Iran has developed its own blockchain-based cryptocurrency, just days after the Central Bank of Iran (CBI) banned bitcoin trading amid escalating concerns about money-laundering and bitcoin’s erratic price swings.
Iran’s Bitcoin Ban Doesn’t Apply To Local Crypto
Mohammad Javad Azari-Jahromi, Iran’s information, and communications technology minister said the experimental cryptocurrency is now ready, ahead of a possible return of U.S. economic sanctions.
The Iranian cryptocurrency was jointly developed by the CBI, the state-run Post Bank, and Iran’s Information and Communications Technology (ICT) ministry.
“Last week in a joint meeting aimed at exploring the progress of the project, it was announced that the experimental model is ready,” Azari-Jahromi said, as reported by state news agency IRNA.
Azari-Jahromi underscored that Iran’s bitcoin ban does not mean the country is opposed to virtual currencies in general, and pointed out that the Central Bank’s ban does not cover local cryptocurrencies.
“The Central Bank’s ban does not mean the prohibition or restriction on the use of the digital currency in domestic development,” he said.
“The CBI ban on bitcoin dealings was made out of concerns [that the volatility in the crypto market] could lead people to lose their assets. Bitcoin is not the one and only cryptocurrency.”
Is Iran’s Crypto a Way to Circumvent Sanctions?

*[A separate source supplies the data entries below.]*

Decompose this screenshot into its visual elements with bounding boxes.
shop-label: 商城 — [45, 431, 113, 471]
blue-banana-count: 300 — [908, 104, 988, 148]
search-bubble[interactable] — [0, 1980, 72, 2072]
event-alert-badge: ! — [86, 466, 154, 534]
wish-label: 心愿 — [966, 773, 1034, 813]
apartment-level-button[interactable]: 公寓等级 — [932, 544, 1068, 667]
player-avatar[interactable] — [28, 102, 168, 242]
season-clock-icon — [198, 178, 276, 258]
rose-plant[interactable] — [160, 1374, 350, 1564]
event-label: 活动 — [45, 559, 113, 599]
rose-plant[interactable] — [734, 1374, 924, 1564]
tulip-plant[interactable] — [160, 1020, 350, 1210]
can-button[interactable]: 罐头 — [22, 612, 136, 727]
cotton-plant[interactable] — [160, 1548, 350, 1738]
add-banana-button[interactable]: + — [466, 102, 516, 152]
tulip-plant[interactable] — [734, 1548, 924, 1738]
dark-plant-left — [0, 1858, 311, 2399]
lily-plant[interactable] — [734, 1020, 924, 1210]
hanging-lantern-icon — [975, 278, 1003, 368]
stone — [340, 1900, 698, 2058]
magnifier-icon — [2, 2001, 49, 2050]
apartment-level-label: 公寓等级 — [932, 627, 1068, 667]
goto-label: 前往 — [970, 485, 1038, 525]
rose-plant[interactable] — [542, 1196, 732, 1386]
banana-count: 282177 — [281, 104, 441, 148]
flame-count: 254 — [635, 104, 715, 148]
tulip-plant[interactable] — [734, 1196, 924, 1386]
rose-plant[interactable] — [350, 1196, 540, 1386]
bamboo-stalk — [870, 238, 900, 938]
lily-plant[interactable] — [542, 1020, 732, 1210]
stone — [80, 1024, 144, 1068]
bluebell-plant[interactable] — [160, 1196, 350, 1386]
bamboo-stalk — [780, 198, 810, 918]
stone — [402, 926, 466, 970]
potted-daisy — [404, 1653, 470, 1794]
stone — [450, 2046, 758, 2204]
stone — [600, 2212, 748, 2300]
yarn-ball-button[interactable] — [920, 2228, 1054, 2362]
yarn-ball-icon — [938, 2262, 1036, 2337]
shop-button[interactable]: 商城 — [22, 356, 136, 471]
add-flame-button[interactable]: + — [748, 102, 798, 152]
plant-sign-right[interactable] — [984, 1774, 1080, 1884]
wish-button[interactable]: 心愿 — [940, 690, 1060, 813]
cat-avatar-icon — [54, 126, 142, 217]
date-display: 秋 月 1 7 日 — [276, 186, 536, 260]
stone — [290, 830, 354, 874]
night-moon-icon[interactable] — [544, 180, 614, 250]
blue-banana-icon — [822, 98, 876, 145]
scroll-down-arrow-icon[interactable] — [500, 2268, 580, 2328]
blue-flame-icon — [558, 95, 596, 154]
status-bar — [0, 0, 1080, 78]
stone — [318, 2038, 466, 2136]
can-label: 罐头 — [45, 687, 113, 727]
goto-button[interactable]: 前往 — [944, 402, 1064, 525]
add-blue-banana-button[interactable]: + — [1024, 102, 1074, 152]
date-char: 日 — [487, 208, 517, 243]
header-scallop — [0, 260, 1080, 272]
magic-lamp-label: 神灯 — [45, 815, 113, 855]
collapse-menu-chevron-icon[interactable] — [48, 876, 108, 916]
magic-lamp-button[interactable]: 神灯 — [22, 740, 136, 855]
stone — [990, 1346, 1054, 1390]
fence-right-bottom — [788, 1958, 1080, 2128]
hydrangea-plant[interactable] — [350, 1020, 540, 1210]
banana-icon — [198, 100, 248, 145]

As BTCManager previously reported, Iran banned bitcoin trading in early-April 2018 after its national currency, the rial, crashed to a record low amid concerns that the United States might exit the Iran nuclear deal. If so, Iran’s economy would get crushed under the weight of harsh U.S. economic sanctions.
President Donald Trump has until May 12, 2018, to decide if he will extend the Iran nuclear deal, which former U.S. President Barack Obama signed in 2015.
The Iran nuclear deal is unpopular in the United States due to mounting public concern that Iran is continuing to fund terrorism around the world and is secretly developing nuclear weapons, in defiance of the pact.
Azari Jahromi previously said the experimental Iranian cryptocurrency would be backed by assets, in the same way that gold allegedly supports the Malaysian cryptocurrency GoldX.
When asked if Iran is developing its own cryptocurrency to circumvent U.S economic sanctions, Azari-Jahromi replied coyly, “All cryptocurrencies are capable of circumventing sanctions because they are not under the supervision of the U.S. financial regulatory body, and the national digital currencies are naturally capable of this.”
Dozens Of Countries Are Developing Crypto
Dozens of other countries, including Russia and China, are developing their own cryptocurrencies.
Russian president Vladimir Putin had initially been skeptical of bitcoin and the digital currency market because they are not backed by a central bank and are unregulated but quickly flip-flopped amid growing demand, as BTCManager previously reported.
“It is becoming more convenient for all users to pay for goods and services through electronic wallets,” said Olga Skorobogatova, deputy chief of the Bank of Russia. “And digital currencies can play the role of a catalyst for using it for payments in a broader sense.”
In October 2017, Russia announced plans to launch its own cryptocurrency called the CryptoRuble, in part to circumvent U.S. economic sanctions. The CryptoRuble will reportedly debut in mid-2019.